Friday, February 10, 2012

Choice vs. Journey


Parshat Yitro
17 Shvat, 5772
February 10th, 2012

I suppose I do not have the bona fides to the critique the plethora of choice in our world, as I am certainly a child of choice. I live a half-extremely religious, half-secularly engaged lifestyle unthinkable in centuries previous. I am defined by the ability to choose, minutely and freely, the exact kind of life I want to live. So who am I to talk?

But at the same time, I am sad that we are so glutted with choice. The amount of it is overwhelming. There’s so much of it that our brains have dropped other faculties (memorization, calculation) and function as eternal selectors:  not just private or public, but which private? And should we go charter? Not just Apple or PC, but which of these 13 billion little apps do I need to download to my i-pad to make sure I survive the weekend?

What makes me sad is that I believe our ease of selection preempts the possibility of real internal search. It’s as if all of us are art critics, none of us artists. We choose constantly, but do we have the chance to journey towards meaningful choice? Are we allowed to reap the rewards that come from internal struggle and the necessary rigors of finding our place within systems that seem foreign to us?

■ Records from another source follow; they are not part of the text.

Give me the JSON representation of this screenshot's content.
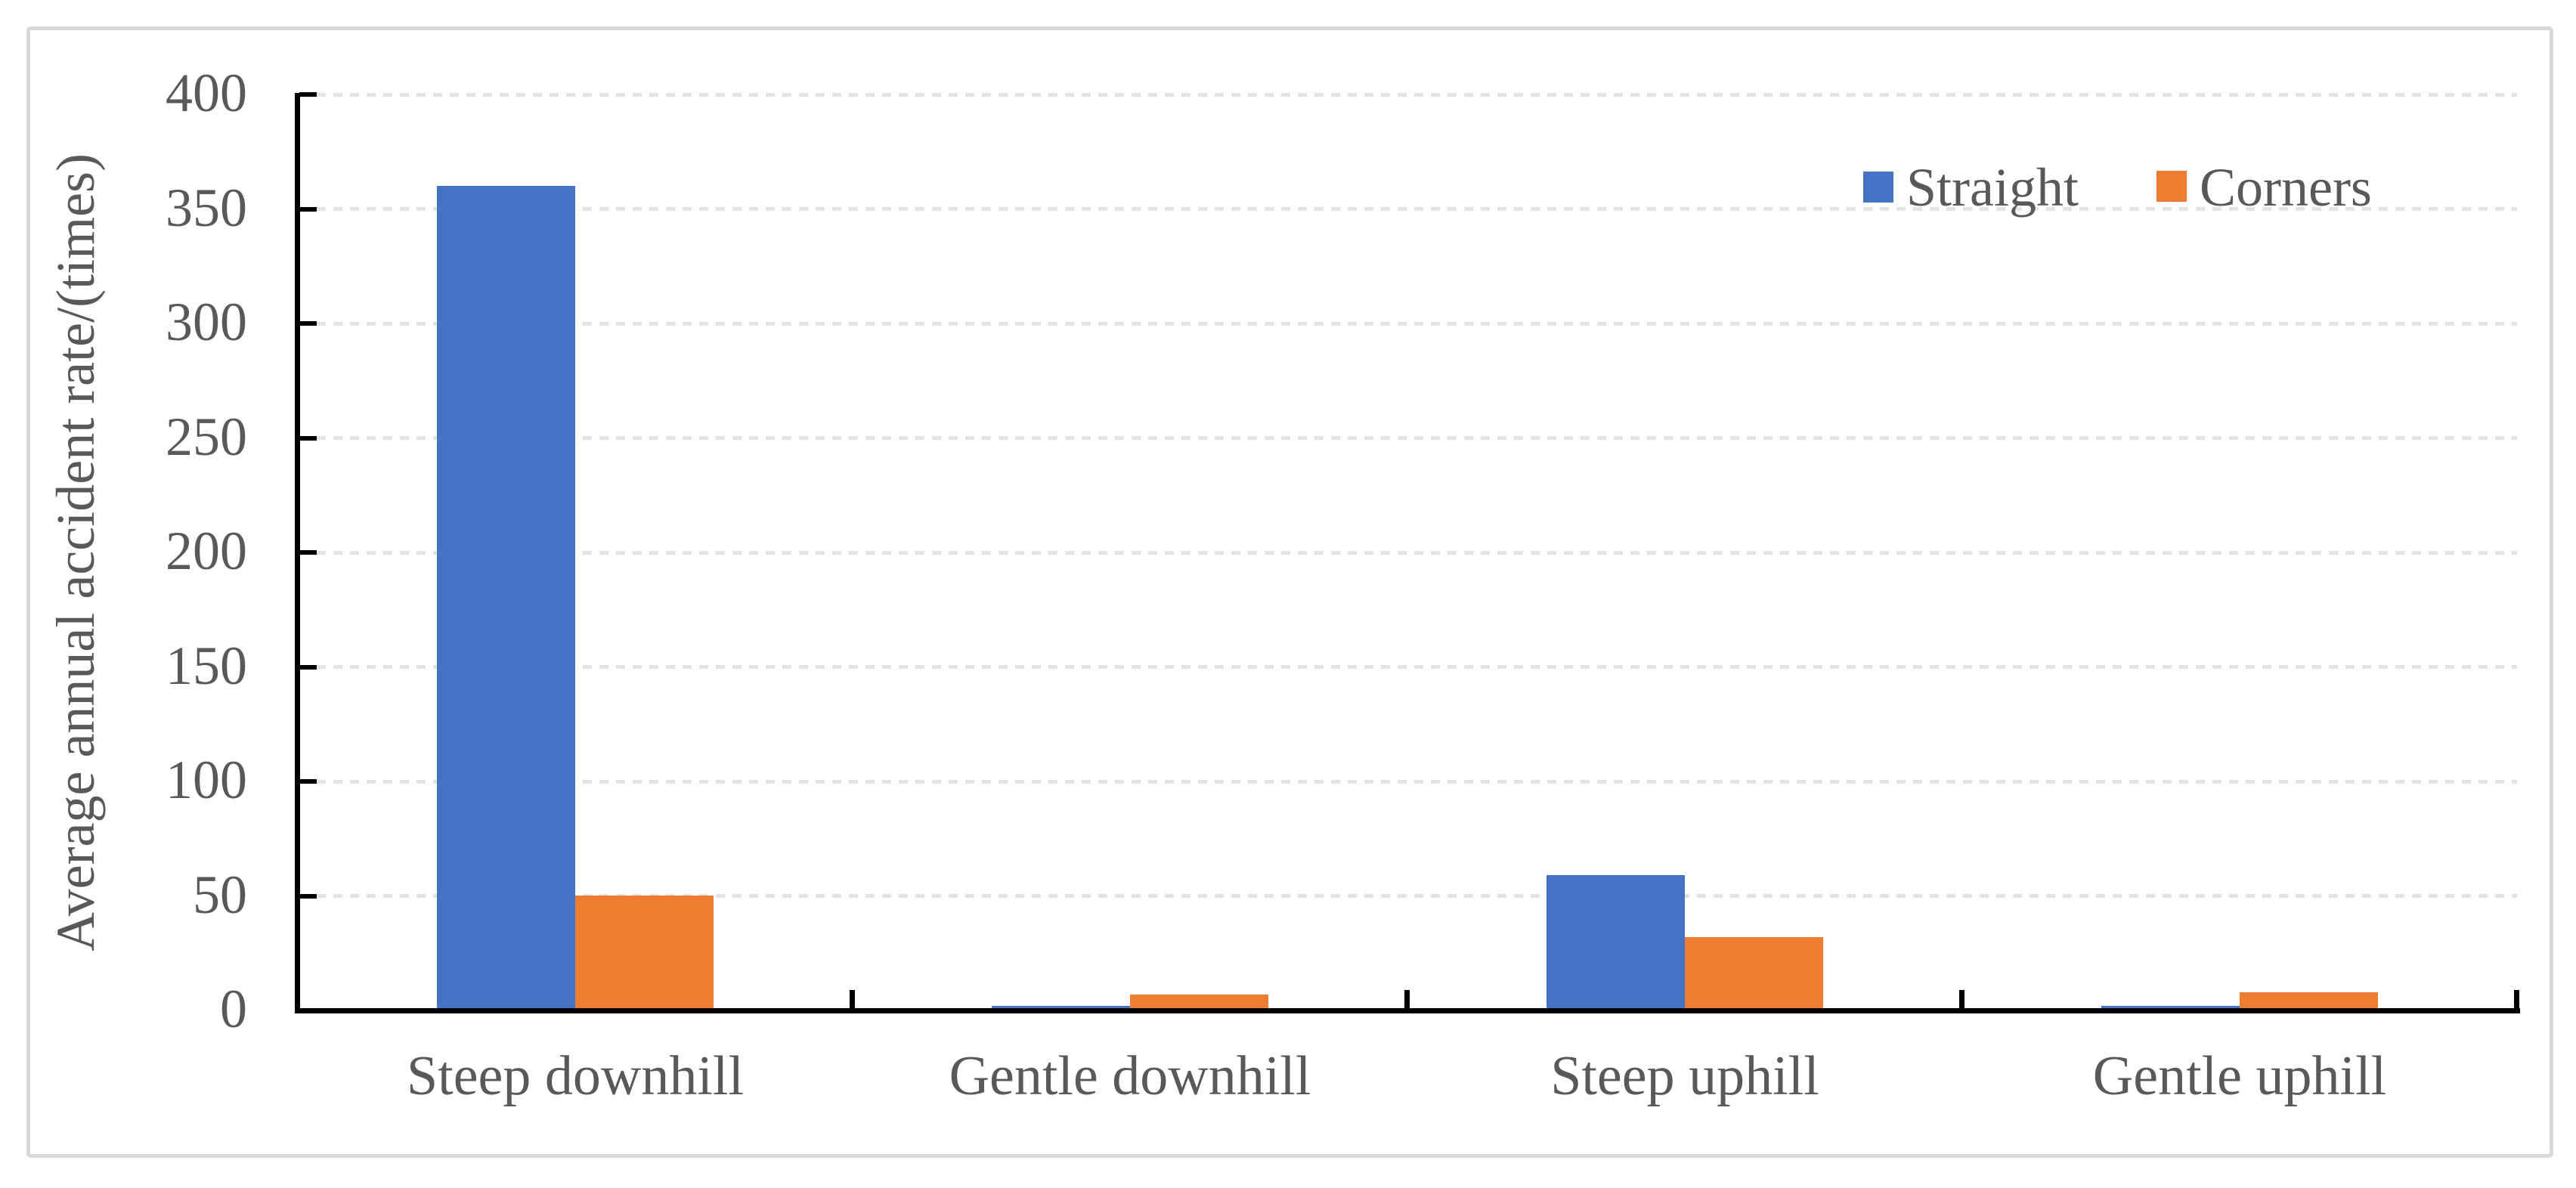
{
  "figure": {
    "background": "#FFFFFF",
    "border_color": "#D8D8D8"
  },
  "colors": {
    "axis": "#000000",
    "tick_label": "#595959",
    "gridline": "#E3E3E3"
  },
  "chart_data": {
    "type": "bar",
    "title": "",
    "categories": [
      "Steep downhill",
      "Gentle downhill",
      "Steep uphill",
      "Gentle uphill"
    ],
    "series": [
      {
        "name": "Straight",
        "color": "#4472C4",
        "values": [
          360,
          2,
          59,
          2
        ]
      },
      {
        "name": "Corners",
        "color": "#ED7D31",
        "values": [
          50,
          7,
          32,
          8
        ]
      }
    ],
    "xlabel": "",
    "ylabel": "Average annual accident rate/(times)",
    "ylim": [
      0,
      400
    ],
    "yticks": [
      0,
      50,
      100,
      150,
      200,
      250,
      300,
      350,
      400
    ],
    "grid": "horizontal-dashed",
    "legend_position": "top-right-inside"
  }
}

The Talmud in Ta’anit has a piece of advice for teachers: “if a student is ready, ‘bring water to the thirsty;’ if a student is not ready ‘let the thirsty come get water.’” This means that there is a journey each student must take before s/he is ready for Torah. But our world treats us as if we are eternally ready, dropping all the knowledge and wisdom and opportunity that can be found in a heap at our feet, whether we are prepared for such or not.

So I say: make space for yourself not to be ready; make space not to know or understand; make space for everything not to be revealed right now. Give yourself the chance to journey.

1 comment:

  1. Rabbi Perlo,

    I"ve been thinking about this quote from the Talmud and your mahshavot for the past couple of weeks. With so many choices in the secular world, we need to learn to make good choices. This is where the journey comes in if I understand what you are saying. What about people that live in places where there is a drought?